Greece has a limited rail network that doesn't reach much of the country. Despite years of modernization projects, much of the key rail control work is still manually operated.

The head of the engine drivers’ union, Costas Genidounias, said an up-to-date traffic control system was supposed to have been ready three years ago. He said that starting in 2020, union representatives sent legal notices to the company responsible for Greece's railway infrastructure, OSE, as well as government and regulatory officials, but received no reply.

OSE issued a statement Thursday expressing condolences to the victims' families but it has not publicly commented on the criticism.

Markos Bekris, a union representative who took part in the peaceful Athens protest Thursday, said the collision was “a crime waiting to happen.”

He argued that Hellenic Train, OSE and the current and previous governments “share responsibility, as they ignored requests from employees who weekly, daily, raised concerns over health and safety issues and the possibility of a serious accident.”

Transportation Minister Kostas Karamanlis resigned following the crash and officials launched a judicial inquiry to determine how two trains traveled in opposite directions on the same track for more than 10 minutes without anyone raising the alarm.

The Larissa station manager was charged Thursday with multiple counts of manslaughter and causing serious physical harm through negligence. His name was not released.

The stationmaster’s lawyer, Stefanos Pandzardzidis, said his client was “devastated” and accepted “his portion of the responsibility.”

“But beyond that ... we must not focus on the tree while there’s a whole forest beyond it,” he said. “There’s a forest of responsibility.”

Bournazis agreed that the responsibility for the crash should go far beyond the stationmaster.

“We can’t dump all the blame on one person for making one mistake,” he said.

He said the crash should lead to a full safety overhaul of the country’s rail system.

“I’ve lost my brother, my father. That can’t change, I know it,” he said. “But the point is for us not to mourn victims like that again. They bought 50 tickets to death.”

Greek Prime Minister Kyriakos Mitsotakis pledged in a televised statement Wednesday night to get to the bottom of the disaster.

"Responsibility will be assigned. We will work so that the words ‘never again’ ... will not remain an empty pledge,” he said. “That I promise you.”

Amid the growing criticism, emergency workers continued their grim recovery effort, proceeding “centimeter by centimeter” through mounds of twisted steel, shattered glass and scattered luggage, said Fire Service spokesman Yiannis Artopios.

“We can see that there are more (bodies) of people there. Unfortunately they are in a very bad condition,” he told state television.

Rescuers were focusing on the restaurant car, which was crushed under the first carriage from the force of the collision, said fire official Vassilios Vathrakogiannis.

“This morning we removed seven burned bodies from that carriage,” he said.

He added that the entire operation was expected to be concluded by midday Friday.

About 350 people were on the passenger train, many of them students returning from a holiday weekend and annual Carnival celebrations around Greece.

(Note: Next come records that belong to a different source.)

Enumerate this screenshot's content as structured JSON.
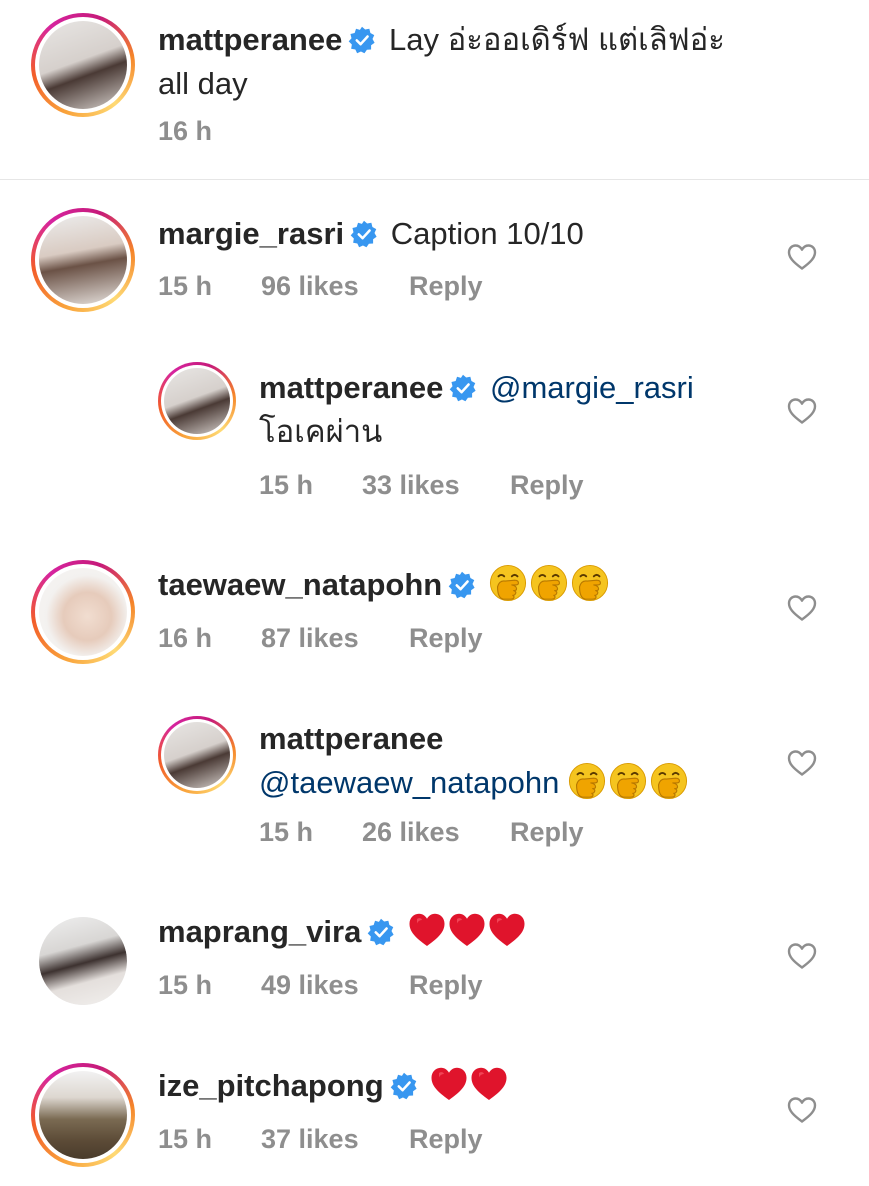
{
  "colors": {
    "verified": "#3897f0",
    "mention": "#00376b",
    "meta": "#8e8e8e",
    "heart_red": "#e0142c"
  },
  "comments": [
    {
      "username": "mattperanee",
      "verified": true,
      "text": "Lay อ่ะออเดิร์ฟ แต่เลิฟอ่ะ",
      "text_line2": "all day",
      "time": "16 h"
    },
    {
      "username": "margie_rasri",
      "verified": true,
      "text": "Caption 10/10",
      "time": "15 h",
      "likes": "96 likes",
      "reply": "Reply"
    },
    {
      "username": "mattperanee",
      "verified": true,
      "mention": "@margie_rasri",
      "text_line2": "โอเคผ่าน",
      "time": "15 h",
      "likes": "33 likes",
      "reply": "Reply"
    },
    {
      "username": "taewaew_natapohn",
      "verified": true,
      "emoji": "hand-over-mouth x3",
      "time": "16 h",
      "likes": "87 likes",
      "reply": "Reply"
    },
    {
      "username": "mattperanee",
      "verified": false,
      "mention": "@taewaew_natapohn",
      "emoji": "hand-over-mouth x3",
      "time": "15 h",
      "likes": "26 likes",
      "reply": "Reply"
    },
    {
      "username": "maprang_vira",
      "verified": true,
      "emoji": "red-heart x3",
      "time": "15 h",
      "likes": "49 likes",
      "reply": "Reply"
    },
    {
      "username": "ize_pitchapong",
      "verified": true,
      "emoji": "red-heart x2",
      "time": "15 h",
      "likes": "37 likes",
      "reply": "Reply"
    }
  ]
}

Andreas Alikaniotis, a 20-year-old survivor, described how he and fellow students escaped from a jackknifed train car as the fire approached, smashing windows and throwing luggage outside to use as a makeshift landing pad.

“It was a steep drop, into a ditch,” Alikaniotis, who suffered a knee injury, told reporters from his hospital bed in Larissa.

“The lights went out. ... The smoke was suffocating inside the rail car but also outside,” Alikaniotis said.

He said he was “one of the few around who had not been seriously injured.”

"Me and my friends helped people get out.”